The study of Washington state residents who underwent colon cancer treatment found that compared with older people, patients under age 50 had more than 50-times greater chances of selling or refinancing their homes, having their income drop 20% or more, going into debt or having to borrow money from friends and family to meet expenses.
Poorer households hit hard
Patients with low household incomes were about eight times more likely to face those financial problems than those who were better off.
"I think most oncologist have heard these stories where people are spending a lot on their treatments," said Dr Veena Shankaran, the study's lead author and an oncologist at the University of Washington. "These anecdotes are things we always hear in clinics and I wanted to get a broader sense of what's going on."

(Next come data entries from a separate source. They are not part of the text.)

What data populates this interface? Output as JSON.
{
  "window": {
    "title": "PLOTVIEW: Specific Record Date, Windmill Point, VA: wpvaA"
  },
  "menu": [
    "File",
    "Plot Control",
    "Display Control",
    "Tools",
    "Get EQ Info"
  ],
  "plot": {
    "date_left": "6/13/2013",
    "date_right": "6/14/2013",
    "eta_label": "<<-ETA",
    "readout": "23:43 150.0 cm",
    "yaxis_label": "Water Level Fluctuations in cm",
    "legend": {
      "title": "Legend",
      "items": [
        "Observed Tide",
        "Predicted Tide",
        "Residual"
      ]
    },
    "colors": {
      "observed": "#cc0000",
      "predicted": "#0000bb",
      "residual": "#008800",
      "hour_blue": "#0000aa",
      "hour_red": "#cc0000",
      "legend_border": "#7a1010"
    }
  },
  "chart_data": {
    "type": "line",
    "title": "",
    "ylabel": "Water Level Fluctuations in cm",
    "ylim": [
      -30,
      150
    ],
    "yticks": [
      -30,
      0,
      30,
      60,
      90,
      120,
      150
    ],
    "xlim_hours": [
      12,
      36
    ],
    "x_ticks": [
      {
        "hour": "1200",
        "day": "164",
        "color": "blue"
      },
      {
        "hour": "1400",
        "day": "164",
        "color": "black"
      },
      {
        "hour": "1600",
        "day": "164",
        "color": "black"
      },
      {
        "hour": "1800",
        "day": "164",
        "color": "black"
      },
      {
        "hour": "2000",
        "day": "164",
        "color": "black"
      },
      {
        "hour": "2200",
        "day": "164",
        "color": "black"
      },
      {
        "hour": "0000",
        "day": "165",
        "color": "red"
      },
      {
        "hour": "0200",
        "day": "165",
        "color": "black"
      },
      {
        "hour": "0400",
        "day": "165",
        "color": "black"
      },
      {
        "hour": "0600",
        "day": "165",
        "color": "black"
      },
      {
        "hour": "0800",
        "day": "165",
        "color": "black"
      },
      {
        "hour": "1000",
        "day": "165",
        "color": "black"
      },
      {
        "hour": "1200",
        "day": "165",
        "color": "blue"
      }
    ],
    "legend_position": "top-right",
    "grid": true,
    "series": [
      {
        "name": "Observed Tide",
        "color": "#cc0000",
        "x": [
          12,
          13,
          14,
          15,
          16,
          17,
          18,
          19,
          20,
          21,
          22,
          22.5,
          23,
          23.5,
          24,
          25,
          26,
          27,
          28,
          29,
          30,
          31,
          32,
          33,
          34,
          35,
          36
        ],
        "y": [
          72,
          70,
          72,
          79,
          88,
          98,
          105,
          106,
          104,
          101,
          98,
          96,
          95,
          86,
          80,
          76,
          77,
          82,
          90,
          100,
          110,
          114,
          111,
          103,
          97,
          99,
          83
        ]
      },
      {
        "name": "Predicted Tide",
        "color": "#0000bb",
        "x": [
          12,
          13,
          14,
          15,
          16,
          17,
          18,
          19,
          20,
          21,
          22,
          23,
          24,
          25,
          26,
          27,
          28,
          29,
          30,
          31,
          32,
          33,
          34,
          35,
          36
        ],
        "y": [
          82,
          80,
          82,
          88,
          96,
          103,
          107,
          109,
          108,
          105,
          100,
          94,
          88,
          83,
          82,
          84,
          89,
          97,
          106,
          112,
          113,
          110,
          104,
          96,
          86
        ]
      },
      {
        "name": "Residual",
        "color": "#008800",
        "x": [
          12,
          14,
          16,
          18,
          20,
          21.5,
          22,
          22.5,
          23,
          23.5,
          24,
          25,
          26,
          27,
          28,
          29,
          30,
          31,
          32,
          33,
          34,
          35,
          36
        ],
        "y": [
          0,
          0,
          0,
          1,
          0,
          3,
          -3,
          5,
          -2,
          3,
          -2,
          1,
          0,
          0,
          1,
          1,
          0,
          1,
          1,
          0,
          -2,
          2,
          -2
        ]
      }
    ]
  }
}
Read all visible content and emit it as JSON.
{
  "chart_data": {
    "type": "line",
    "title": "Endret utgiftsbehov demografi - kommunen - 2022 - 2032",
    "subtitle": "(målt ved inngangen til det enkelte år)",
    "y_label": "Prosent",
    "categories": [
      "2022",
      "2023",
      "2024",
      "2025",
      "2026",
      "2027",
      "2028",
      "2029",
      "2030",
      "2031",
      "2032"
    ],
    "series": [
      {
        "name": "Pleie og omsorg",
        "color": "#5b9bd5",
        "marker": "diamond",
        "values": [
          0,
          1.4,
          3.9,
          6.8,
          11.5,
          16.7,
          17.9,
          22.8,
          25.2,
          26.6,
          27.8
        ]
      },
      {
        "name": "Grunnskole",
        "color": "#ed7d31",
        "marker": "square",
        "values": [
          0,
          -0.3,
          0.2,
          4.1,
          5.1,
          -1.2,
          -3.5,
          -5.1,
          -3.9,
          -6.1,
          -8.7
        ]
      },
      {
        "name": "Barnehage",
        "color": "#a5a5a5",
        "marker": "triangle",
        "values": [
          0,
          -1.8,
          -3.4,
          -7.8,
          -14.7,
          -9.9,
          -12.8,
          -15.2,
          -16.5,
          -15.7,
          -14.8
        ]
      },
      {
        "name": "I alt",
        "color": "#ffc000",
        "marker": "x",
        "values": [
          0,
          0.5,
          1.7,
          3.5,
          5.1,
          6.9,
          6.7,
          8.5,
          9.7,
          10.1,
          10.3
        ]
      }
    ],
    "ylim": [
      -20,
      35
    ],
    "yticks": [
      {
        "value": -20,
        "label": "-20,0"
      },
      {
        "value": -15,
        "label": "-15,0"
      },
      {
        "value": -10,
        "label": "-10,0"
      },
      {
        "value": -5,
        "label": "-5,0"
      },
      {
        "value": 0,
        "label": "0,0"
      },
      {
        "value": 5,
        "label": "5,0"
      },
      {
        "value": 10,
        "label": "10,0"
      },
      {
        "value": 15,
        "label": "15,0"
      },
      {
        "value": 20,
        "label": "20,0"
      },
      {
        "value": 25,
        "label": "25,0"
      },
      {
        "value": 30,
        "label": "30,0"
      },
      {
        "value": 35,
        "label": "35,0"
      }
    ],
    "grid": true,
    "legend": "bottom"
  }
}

The study also found that most patients didn't discuss the cost of their treatments with their doctors, and some even skipped or refused treatment because of the price tag.
To gauge the financial impact of cancer treatment, Shankaran and her colleagues sent a survey to 555 adults living in various parts of Washington State and diagnosed with advanced colon cancer between 2008 and 2010.
The questionnaire asked about the participants' financial situation, whether or not they had insurance and about their treatments Of the 284 people who responded, 104 reported at least one serious financial hardship related to their cancer treatment.
Having financial changes
Shankaran said that they did not go into this analysis with any specific expectations. But, she added, "To have nearly 40% of patients have these major financial changes was quite surprising to us." They speculate that those groups have less savings and other resources to fall back on when co-payments and denied reimbursement claims start adding up.
Another 27% of the survey respondents described lesser financial impacts, including having to sell stocks or withdraw from savings or retirement accounts, or experiencing a drop in income of less than 20%.
The researchers found a small number of the respondents who skipped or refused treatment because of costs – about 5% and 7%, respectively.
In an accompanying editorial in the Journal of Clinical Oncology, Cathy Bradley, a health policy researcher at the Virginia Commonwealth University School of Medicine, in Richmond, says there are several ways for the health care system to avoid financial hardships brought on by cancer treatments.
One long-term strategy would be to invest in prevention, she writes. For immediate action, she says Medicare should be able to negotiate cancer drug prices or pay for the least costly alternative if the outcome is known to be about the same.
Knowing for your bill
Other than that, Bradley says doctors should talk to their patients about costs and how much the patient would be expected to pay.
"They need to understand how much this is going to cost them and their families. They need to make an informed decision," Bradley said.
From their survey, Shankaran and her colleagues found only 42%of patients recalled talking about costs with their doctors. "I think there are a lot of barriers," she said. "People may be embarrassed and they think the doctors shouldn't have to worry about this." She added that patients may even think doctors might change their treatment recommendation if they mention costs.
"You wished they would have said something, because there are things we can do," Shankaran said. Bradley believes the problem should be addressed through policy. "I think this is a policy question, and the individual is caught in the middle... and I don't think there is much they can do about it." However, Shankaran said, most oncologist have a financial counsellor available in their offices and there are also resources available online.